Смертин в смятении обшарил мундир, на котором побрякивали бесполезные медальки за доблестную службу. Не найдя ленточки, он моментально успокоился.
– Потерялась видать… ну ничего куплю новую.
Ухватившись за паузу, Однабоков и Влад выдернули Киру из лап капитана: «Просим прощения, нам с мисс срочно нужно обсудить один неотложный вопрос…»
Кира устало повалилась на жесткое сиденье спиной к Смертину, дирижаблям, императору и параду. Смотреть ей уже не хотелось.
17
Темный больничный коридор с запахом нашатыря и просроченных таблеток, впитавшимся в белый, но грязный кафель, разнес гулкие шаги, пытающиеся казаться как можно тише. Этот монотонный и медленный гул, отдаваемый вибрацией эха, отражающегося от стен, казался пульсом этого мертвого места, но пульсом слабым и умирающим. Пульс – толчки крови – разносился по длинной варикозной набухшей вене с синим отливом. Пульс дошел до изгиба вены и свернул за угол. Но поскольку никто не видел его и не слышал, он как будто переставал существовать для всех кроме самого себя. Будто его и не было здесь.
Пульс понял это. И поэтому, утратив прежнюю осторожность отделился от стены и приобрел блеклые очертания человеческой тени. В лунном свете проступили черные руки и ноги. Тень скользнул к палате, как смерть, пришедшая за больным. Но смерть знает эту больницу, для одних она избавление от страданий, для других нежеланная гостья, но как бы там ни было, она завсегдатая, она снова и снова приходит сюда. А тень – нет.
Тень осторожничает, как волк, который старается не угодить в капкан медленно, бредет по лесу. Тень нервничает. Однако несмотря на это, тень идет под руку со смертью.
Смерти не нравится ее спутник, но он тут один и другого нет. А тень несет смерть в себе – ею набиты карманы, она прячется за пазухой, под кофтой, мягко облегает кожу, расползаясь по ей холодными пупырышками. И смерть, понимая, что выбора у ее нет, становится с тенью чем-то однородным, единым. Тень – это и есть смерть, даже если он просто человек.

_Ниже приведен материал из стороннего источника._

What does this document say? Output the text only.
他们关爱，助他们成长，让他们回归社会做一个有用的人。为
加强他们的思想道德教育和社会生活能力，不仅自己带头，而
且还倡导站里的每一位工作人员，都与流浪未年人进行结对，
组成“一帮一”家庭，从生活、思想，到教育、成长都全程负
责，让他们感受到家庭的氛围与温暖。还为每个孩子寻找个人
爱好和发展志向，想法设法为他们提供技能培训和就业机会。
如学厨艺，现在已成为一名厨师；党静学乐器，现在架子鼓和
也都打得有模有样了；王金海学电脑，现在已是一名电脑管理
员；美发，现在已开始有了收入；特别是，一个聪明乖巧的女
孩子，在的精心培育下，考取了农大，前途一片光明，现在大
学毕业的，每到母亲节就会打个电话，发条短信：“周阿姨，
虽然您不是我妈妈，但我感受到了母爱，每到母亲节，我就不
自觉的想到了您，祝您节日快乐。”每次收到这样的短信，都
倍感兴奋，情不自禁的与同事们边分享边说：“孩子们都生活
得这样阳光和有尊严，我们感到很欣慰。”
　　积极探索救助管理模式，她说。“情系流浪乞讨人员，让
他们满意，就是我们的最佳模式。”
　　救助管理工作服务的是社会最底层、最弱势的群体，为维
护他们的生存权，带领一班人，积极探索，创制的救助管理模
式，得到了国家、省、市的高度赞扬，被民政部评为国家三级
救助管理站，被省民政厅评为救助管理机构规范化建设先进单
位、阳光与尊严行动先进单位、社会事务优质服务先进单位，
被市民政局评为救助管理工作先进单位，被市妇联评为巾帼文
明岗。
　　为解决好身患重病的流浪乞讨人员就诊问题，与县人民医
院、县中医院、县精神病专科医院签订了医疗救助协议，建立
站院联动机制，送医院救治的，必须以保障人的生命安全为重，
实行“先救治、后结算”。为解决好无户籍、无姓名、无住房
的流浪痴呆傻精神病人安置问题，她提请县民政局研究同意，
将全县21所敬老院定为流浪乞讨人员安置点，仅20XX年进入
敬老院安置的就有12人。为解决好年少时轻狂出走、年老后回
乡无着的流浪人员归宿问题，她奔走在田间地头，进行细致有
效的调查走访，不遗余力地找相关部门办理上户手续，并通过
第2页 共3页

У смерти должен быть носитель, не хозяин, но передатчик и вестник. И тень очень подходит для этой роли. Несмотря на то, что он молод и не имеет опыта, тень справится, он это знает, и смерть это знает тоже.
Через большие окна в холл проступает свет полной луны, и теперь уже не остается сомнений, что тень – это юноша, даже почти мальчик: затравленный, загнанный, испуганный, с животными повадками, оборотень, но все-таки еще человек.
Крадучись, он подходит к белой двери палаты. Бледными, худыми, длинными пальцами, как паук, он прощупывает дверь в поисках заветной ручки. Наконец, острые ногти с неприятным скрежетом клацают по металлу. Человек-тень отдергивает руку в страхе, но тут же возвращает ее на место. Он знает, что здесь он один. Он только привел с собой смерть, и она шелестит в складках его одежд.